Current Research and Future Directions
The diagnosis of IRF2BPL-related disorder is typically established through molecular genetic testing, often involving whole exome sequencing or whole genome sequencing. Genetic counseling is available, as the disorder is inherited in an autosomal dominant manner, though many cases arise from new, spontaneous mutations.
Scientists are actively researching IRF2BPL to understand the mechanisms by which mutations lead to symptoms. Efforts include developing animal models, such as fruit flies, to study the gene’s function and the effects of its malfunction. Additionally, three-dimensional (3D) brain organoids derived from patient cells are being explored to gain insights into how specific mutations affect neuronal development and function.

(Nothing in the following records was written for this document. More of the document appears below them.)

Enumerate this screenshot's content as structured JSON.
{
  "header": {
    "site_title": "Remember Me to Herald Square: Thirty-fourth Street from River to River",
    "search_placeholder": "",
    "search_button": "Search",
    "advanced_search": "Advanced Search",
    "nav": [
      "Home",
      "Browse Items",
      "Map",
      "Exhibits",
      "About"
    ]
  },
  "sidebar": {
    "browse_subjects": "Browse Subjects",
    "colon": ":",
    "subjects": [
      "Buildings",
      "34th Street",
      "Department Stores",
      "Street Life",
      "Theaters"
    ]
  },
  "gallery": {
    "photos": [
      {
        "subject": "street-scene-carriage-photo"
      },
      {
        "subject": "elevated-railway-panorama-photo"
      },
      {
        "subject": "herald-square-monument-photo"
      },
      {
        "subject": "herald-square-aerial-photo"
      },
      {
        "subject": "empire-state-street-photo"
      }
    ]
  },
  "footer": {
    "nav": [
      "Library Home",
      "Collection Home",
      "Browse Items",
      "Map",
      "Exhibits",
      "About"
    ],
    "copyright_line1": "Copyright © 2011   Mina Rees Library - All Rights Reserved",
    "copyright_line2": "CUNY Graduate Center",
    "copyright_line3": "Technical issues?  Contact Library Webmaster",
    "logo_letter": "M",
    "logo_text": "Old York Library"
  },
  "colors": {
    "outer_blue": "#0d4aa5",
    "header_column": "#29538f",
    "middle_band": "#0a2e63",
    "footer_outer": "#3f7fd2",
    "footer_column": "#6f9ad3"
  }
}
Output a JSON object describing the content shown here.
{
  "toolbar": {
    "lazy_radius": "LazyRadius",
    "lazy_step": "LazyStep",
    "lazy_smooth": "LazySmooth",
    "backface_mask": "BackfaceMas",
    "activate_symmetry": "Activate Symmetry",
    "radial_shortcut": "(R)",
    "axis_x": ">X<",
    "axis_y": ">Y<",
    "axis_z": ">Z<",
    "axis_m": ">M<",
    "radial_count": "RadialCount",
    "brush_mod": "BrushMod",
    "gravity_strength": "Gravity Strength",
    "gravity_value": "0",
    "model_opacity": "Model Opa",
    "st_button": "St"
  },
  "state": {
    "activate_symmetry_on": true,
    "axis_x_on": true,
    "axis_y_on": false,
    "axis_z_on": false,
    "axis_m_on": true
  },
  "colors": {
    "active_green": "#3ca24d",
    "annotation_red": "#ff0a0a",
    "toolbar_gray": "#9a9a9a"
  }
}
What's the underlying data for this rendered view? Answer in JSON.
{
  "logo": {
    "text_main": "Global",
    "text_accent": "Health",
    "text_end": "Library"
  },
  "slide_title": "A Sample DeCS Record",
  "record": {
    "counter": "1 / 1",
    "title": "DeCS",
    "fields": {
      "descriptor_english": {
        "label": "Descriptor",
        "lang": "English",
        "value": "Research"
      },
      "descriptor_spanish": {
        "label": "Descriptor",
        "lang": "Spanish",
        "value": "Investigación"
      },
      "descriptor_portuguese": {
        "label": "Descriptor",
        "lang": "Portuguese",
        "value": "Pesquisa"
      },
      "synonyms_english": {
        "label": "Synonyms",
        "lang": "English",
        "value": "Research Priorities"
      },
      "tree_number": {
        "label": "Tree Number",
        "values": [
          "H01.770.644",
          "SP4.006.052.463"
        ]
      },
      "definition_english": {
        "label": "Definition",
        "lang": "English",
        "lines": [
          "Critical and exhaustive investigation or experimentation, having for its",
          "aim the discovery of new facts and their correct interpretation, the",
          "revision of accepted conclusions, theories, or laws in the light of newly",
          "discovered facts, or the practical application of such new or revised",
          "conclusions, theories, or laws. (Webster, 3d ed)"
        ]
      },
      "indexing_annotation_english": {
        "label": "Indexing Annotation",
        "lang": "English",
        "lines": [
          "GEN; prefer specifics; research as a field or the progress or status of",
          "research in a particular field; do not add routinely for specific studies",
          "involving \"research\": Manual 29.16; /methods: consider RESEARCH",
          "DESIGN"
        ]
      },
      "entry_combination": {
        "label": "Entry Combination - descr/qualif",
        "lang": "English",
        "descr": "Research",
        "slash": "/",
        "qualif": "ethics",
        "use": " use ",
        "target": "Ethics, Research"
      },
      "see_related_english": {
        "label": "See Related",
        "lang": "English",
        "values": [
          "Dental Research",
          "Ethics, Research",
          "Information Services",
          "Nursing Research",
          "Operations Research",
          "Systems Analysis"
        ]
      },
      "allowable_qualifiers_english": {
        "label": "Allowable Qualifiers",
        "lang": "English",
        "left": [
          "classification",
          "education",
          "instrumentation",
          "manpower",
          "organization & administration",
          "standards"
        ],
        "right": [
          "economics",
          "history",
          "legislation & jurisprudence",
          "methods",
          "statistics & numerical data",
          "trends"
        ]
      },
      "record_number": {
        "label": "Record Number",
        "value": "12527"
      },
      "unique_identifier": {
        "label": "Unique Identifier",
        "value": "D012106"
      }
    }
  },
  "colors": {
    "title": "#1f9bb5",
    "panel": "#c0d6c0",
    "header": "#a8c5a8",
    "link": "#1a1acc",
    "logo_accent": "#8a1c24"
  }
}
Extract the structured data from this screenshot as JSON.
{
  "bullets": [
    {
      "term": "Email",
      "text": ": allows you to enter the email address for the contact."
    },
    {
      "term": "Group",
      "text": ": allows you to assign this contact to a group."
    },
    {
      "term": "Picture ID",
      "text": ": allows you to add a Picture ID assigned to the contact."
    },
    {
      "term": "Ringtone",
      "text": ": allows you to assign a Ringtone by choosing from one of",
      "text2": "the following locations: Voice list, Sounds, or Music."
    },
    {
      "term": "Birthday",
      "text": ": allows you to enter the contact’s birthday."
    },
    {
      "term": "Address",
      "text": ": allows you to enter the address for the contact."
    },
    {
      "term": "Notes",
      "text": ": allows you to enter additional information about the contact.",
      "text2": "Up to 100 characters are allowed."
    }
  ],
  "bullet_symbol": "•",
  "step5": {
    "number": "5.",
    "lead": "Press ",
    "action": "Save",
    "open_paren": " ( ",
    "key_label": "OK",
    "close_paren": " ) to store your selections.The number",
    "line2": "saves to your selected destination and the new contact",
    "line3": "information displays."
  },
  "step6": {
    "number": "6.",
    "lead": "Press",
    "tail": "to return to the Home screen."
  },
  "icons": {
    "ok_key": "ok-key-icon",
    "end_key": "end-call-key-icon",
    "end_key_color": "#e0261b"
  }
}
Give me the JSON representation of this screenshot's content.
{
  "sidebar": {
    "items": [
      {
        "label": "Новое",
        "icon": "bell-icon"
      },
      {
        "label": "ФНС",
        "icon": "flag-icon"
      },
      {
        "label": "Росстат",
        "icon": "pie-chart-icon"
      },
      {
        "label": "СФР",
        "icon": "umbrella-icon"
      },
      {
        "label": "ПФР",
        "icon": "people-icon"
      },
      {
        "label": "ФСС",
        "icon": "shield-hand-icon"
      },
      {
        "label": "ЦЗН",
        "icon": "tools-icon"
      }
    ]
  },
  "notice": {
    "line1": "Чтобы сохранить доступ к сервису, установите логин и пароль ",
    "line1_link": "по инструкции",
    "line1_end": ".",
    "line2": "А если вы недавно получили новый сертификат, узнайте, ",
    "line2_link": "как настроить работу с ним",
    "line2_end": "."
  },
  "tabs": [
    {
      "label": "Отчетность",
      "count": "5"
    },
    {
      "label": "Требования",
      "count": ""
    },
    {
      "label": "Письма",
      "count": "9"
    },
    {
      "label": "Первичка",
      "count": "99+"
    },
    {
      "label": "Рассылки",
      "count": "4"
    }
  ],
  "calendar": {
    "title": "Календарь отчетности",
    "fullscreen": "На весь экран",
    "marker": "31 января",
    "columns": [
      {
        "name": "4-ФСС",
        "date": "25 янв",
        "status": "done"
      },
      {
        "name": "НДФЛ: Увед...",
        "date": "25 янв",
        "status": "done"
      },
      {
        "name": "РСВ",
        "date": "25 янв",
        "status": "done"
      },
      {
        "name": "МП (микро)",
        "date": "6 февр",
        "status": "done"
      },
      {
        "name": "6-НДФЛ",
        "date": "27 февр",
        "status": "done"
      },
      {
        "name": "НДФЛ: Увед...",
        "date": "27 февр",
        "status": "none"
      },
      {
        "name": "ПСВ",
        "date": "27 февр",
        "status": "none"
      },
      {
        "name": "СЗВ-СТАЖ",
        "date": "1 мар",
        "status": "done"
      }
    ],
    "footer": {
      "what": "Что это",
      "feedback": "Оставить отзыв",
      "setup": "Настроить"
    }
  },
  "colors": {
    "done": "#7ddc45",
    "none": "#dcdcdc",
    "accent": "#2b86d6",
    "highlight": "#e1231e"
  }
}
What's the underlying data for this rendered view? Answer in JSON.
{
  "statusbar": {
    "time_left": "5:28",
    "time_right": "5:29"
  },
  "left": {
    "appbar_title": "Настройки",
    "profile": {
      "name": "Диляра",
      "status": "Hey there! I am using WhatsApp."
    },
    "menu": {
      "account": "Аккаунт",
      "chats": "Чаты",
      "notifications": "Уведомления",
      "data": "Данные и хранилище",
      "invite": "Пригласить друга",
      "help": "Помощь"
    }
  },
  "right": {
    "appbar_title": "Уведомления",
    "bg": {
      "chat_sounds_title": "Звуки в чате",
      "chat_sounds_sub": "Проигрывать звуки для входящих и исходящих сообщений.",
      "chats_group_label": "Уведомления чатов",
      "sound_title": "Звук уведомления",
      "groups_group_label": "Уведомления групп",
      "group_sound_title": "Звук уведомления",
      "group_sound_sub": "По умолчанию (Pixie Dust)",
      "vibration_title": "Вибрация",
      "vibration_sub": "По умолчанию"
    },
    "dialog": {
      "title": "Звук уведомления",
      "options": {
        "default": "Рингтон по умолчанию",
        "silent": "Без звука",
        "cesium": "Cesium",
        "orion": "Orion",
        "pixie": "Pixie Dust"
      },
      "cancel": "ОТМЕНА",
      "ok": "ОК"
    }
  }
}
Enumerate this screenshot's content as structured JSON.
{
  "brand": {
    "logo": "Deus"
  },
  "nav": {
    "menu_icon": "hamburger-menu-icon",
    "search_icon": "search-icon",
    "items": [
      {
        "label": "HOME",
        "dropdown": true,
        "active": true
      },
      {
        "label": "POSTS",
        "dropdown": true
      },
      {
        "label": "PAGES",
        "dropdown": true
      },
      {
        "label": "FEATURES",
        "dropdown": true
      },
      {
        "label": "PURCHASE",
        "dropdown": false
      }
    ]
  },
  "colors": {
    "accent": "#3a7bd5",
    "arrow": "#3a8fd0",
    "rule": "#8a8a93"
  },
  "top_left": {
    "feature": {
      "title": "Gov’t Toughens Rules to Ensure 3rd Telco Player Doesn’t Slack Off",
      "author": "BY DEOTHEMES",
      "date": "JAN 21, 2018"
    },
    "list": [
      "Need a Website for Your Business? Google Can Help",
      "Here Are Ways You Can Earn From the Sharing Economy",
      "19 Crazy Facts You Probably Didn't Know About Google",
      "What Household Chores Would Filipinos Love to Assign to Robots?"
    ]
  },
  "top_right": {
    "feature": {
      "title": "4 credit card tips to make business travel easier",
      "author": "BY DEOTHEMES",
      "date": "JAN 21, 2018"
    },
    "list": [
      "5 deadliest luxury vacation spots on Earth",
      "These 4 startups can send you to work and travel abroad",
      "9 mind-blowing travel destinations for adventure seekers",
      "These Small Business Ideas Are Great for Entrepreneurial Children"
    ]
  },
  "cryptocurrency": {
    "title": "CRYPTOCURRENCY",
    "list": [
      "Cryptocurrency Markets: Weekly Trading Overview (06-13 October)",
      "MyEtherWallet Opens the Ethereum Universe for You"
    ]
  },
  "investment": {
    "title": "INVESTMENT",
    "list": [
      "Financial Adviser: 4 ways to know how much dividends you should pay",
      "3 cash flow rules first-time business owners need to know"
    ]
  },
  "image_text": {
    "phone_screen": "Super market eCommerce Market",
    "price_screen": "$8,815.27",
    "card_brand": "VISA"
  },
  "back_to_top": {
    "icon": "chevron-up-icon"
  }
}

This research aims to identify pathways affected by the disease that could be targeted by pharmacological treatments. While there are currently no specific medicines designed to treat the syndrome, a genetic diagnosis helps guide management with therapies like physical, occupational, speech, or behavioral therapy. Collaborative research initiatives and patient registries, such as Simons Searchlight, are gathering data from affected individuals and their families to further understanding and accelerate the development of potential therapeutic strategies, including gene editing approaches.